Monitoring

Datum Cloud provides comprehensive monitoring through Prometheus integration, exposing metrics for controllers, resources, and operations.

Overview

Datum exposes metrics in Prometheus format for:

Controller health and performance
Resource reconciliation
API request rates and latency
Quota usage
Error rates

Enabling Metrics

Built-in Metrics Endpoint

Metrics are enabled by default on port 8443 (HTTPS). From config/manager/manager.yaml:71:

env:
  - name: METRICS_BIND_ADDRESS
    value: "0"  # Disabled, use METRICS_SECURE instead
  - name: METRICS_SECURE
    value: "true"  # HTTPS metrics on port 8443

Access Metrics Locally

# Port-forward to metrics endpoint
kubectl port-forward -n datum-system deployment/datum-controller-manager 8443:8443

# Query metrics (requires TLS)
curl -k https://localhost:8443/metrics

Configure Metrics Service

Metrics service is defined in config/default/metrics_service.yaml:

apiVersion: v1
kind: Service
metadata:
  name: controller-manager-metrics-service
  namespace: datum-system
spec:
  ports:
    - name: https
      port: 8443
      protocol: TCP
      targetPort: 8443
  selector:
    control-plane: controller-manager

Prometheus Integration

Install Prometheus Operator

If not already installed:

# Install prometheus-operator
kubectl apply -f https://raw.githubusercontent.com/prometheus-operator/prometheus-operator/main/bundle.yaml

Enable ServiceMonitor

Datum includes a ServiceMonitor resource in config/prometheus/:

kubectl apply -k config/prometheus

ServiceMonitor definition:

apiVersion: monitoring.coreos.com/v1
kind: ServiceMonitor
metadata:
  name: controller-manager-metrics-monitor
  namespace: datum-system
spec:
  endpoints:
    - path: /metrics
      port: https
      scheme: https
      tlsConfig:
        insecureSkipVerify: true
  selector:
    matchLabels:
      control-plane: controller-manager

Verify Prometheus Discovery

# Check ServiceMonitor
kubectl get servicemonitor -n datum-system

# Check if Prometheus found the target
kubectl port-forward -n monitoring svc/prometheus-k8s 9090:9090
# Open http://localhost:9090/targets
# Look for "datum-system/controller-manager-metrics-monitor"

Available Metrics

Controller Metrics

Reconciliation
Work Queue
Go Runtime
Leader Election

controller_runtime_reconcile_totalTotal number of reconciliations per controller.

# Reconciliation rate
rate(controller_runtime_reconcile_total[5m])

# By controller
sum by (controller) (rate(controller_runtime_reconcile_total[5m]))

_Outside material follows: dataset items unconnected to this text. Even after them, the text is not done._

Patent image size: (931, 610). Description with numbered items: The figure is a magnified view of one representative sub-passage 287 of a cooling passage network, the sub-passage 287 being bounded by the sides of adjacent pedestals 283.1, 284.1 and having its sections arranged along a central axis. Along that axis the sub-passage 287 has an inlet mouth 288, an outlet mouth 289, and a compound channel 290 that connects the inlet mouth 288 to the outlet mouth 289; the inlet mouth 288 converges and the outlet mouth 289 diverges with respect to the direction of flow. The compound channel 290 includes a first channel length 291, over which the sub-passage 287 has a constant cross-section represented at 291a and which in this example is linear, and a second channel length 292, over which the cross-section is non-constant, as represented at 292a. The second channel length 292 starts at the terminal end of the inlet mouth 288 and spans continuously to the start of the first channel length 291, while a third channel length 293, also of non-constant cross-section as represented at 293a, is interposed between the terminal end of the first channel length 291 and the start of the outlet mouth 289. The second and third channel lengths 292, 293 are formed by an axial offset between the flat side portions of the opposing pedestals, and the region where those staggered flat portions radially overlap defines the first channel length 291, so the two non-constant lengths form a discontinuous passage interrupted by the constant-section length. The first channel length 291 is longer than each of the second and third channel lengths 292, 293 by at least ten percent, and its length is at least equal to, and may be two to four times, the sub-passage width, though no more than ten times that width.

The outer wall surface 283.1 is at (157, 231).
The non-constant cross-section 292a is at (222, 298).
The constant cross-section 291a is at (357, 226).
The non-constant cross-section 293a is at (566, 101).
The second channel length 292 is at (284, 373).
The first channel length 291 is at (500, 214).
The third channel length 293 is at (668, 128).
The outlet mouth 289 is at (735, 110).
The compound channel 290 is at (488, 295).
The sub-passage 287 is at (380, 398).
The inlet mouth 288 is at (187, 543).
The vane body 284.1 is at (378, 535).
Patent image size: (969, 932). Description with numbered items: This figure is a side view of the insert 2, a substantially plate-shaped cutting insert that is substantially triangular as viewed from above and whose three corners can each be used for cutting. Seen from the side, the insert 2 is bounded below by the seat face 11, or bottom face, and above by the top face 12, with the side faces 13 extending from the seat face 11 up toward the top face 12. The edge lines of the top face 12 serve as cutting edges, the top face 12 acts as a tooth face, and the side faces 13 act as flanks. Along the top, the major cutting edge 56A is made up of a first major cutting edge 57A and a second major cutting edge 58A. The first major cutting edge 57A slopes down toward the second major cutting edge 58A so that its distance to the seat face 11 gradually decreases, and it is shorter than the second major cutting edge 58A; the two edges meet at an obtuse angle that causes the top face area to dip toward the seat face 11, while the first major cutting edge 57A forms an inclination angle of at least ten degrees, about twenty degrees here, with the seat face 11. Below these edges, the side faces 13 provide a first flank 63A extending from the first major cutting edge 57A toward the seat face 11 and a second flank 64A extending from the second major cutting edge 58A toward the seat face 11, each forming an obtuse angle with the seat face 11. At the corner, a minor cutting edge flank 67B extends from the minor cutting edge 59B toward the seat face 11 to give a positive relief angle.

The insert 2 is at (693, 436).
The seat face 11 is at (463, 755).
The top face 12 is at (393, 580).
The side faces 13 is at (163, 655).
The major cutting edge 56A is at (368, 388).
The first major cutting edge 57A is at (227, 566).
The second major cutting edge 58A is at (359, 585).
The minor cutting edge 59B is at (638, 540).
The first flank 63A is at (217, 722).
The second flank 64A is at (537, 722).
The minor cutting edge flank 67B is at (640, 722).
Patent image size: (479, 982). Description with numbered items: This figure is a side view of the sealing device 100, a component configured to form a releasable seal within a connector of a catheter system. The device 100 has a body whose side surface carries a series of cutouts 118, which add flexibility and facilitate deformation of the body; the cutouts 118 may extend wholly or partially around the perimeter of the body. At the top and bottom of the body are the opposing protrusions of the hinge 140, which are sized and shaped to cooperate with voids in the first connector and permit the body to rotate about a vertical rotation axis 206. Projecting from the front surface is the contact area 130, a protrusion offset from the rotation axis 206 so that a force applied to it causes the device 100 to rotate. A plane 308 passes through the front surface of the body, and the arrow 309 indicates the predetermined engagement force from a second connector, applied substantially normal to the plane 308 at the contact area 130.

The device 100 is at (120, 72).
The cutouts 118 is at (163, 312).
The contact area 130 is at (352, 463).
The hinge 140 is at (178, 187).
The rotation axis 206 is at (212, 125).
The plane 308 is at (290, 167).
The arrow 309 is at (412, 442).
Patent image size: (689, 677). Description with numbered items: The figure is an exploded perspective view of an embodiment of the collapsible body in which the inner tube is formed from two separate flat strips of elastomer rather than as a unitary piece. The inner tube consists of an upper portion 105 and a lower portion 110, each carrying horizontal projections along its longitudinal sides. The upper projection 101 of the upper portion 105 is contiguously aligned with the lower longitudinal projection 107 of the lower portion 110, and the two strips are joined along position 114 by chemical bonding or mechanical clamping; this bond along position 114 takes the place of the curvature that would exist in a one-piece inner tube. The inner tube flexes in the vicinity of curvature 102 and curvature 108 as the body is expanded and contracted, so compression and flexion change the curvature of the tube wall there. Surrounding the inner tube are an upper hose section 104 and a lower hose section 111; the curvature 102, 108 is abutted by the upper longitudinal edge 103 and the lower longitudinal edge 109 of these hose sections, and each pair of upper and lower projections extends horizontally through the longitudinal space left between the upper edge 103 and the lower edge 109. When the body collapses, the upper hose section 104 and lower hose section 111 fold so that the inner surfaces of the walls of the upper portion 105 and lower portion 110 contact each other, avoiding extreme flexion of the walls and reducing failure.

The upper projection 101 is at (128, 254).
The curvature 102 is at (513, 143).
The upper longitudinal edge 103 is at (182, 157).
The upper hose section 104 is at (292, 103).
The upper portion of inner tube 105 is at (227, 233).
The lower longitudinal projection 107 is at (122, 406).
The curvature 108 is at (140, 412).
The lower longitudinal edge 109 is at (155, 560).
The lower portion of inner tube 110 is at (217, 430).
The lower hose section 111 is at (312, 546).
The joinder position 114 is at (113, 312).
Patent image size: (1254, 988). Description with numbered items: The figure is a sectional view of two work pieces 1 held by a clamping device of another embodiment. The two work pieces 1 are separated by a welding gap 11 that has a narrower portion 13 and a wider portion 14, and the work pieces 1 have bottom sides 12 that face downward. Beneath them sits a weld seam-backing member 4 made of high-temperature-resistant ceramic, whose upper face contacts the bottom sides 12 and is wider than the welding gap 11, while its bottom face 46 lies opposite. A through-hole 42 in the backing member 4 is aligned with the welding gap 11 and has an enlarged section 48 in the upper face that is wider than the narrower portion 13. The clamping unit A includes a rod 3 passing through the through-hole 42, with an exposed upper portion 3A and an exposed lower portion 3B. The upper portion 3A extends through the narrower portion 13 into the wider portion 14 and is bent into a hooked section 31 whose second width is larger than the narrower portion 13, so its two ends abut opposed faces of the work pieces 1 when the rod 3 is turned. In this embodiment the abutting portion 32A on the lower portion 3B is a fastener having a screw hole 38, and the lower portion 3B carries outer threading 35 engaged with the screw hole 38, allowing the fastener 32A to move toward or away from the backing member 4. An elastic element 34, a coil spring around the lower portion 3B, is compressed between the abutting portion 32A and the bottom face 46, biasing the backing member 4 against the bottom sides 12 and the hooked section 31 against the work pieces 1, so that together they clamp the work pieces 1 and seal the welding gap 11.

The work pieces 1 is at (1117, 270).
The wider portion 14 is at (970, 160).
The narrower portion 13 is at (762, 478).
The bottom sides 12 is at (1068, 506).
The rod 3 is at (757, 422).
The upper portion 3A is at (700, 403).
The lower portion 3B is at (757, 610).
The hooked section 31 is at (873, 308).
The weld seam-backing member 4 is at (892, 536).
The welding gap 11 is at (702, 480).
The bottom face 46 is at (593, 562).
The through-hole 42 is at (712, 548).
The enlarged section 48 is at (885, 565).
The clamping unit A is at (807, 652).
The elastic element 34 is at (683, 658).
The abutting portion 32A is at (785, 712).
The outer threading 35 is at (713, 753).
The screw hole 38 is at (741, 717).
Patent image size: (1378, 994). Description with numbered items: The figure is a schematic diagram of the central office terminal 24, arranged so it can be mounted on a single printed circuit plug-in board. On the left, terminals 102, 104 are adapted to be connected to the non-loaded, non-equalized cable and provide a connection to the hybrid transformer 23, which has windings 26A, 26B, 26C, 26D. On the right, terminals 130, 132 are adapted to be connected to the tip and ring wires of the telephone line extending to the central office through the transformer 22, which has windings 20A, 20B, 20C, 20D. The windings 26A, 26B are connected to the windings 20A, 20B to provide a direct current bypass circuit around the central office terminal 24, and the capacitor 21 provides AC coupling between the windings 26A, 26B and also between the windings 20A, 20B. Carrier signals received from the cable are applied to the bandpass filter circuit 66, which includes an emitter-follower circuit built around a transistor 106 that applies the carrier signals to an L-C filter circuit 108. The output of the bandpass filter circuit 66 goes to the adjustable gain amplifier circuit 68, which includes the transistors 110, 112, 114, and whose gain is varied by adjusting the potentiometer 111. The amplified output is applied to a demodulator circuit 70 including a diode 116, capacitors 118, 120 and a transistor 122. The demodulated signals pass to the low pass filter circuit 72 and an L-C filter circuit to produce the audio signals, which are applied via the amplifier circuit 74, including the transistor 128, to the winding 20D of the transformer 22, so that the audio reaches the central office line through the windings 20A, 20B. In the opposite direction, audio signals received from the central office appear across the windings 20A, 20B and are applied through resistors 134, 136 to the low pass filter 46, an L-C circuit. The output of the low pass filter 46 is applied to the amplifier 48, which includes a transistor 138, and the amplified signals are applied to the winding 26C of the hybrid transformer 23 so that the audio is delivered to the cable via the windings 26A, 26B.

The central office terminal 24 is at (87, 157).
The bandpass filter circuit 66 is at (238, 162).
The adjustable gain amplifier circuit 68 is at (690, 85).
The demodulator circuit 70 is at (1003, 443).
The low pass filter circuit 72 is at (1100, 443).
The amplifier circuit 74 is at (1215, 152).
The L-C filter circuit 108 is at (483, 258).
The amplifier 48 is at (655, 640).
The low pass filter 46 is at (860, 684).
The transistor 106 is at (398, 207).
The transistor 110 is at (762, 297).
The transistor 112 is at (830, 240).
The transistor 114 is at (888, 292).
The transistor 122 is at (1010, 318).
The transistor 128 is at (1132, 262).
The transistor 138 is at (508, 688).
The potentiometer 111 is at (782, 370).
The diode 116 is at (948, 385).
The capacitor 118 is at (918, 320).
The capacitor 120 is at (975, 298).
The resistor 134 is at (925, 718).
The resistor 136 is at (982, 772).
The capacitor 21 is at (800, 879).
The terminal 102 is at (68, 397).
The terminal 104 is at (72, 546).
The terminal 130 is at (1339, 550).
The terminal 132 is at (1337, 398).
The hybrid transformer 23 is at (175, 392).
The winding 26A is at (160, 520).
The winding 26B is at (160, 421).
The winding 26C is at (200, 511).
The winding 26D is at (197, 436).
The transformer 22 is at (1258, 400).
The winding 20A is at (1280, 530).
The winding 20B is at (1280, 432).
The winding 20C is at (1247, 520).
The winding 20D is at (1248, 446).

controller_runtime_reconcile_errors_totalTotal number of reconciliation errors.

# Error rate
rate(controller_runtime_reconcile_errors_total[5m])

# Error ratio
rate(controller_runtime_reconcile_errors_total[5m]) / 
rate(controller_runtime_reconcile_total[5m])

controller_runtime_reconcile_time_secondsTime spent in reconciliation.

# Average reconciliation time
rate(controller_runtime_reconcile_time_seconds_sum[5m]) / 
rate(controller_runtime_reconcile_time_seconds_count[5m])

# 95th percentile
histogram_quantile(0.95, 
  rate(controller_runtime_reconcile_time_seconds_bucket[5m])
)

workqueue_adds_totalTotal number of adds to work queue.

rate(workqueue_adds_total[5m])

workqueue_depthCurrent depth of work queue.

workqueue_depth

workqueue_queue_duration_secondsTime items spend in queue before processing.

histogram_quantile(0.95, 
  rate(workqueue_queue_duration_seconds_bucket[5m])
)

go_goroutinesNumber of goroutines.

go_goroutines

go_memstats_alloc_bytesMemory allocated.

go_memstats_alloc_bytes

go_memstats_heap_inuse_bytesHeap memory in use.

go_memstats_heap_inuse_bytes

leader_election_master_statusCurrent leader status (1 = leader, 0 = not leader).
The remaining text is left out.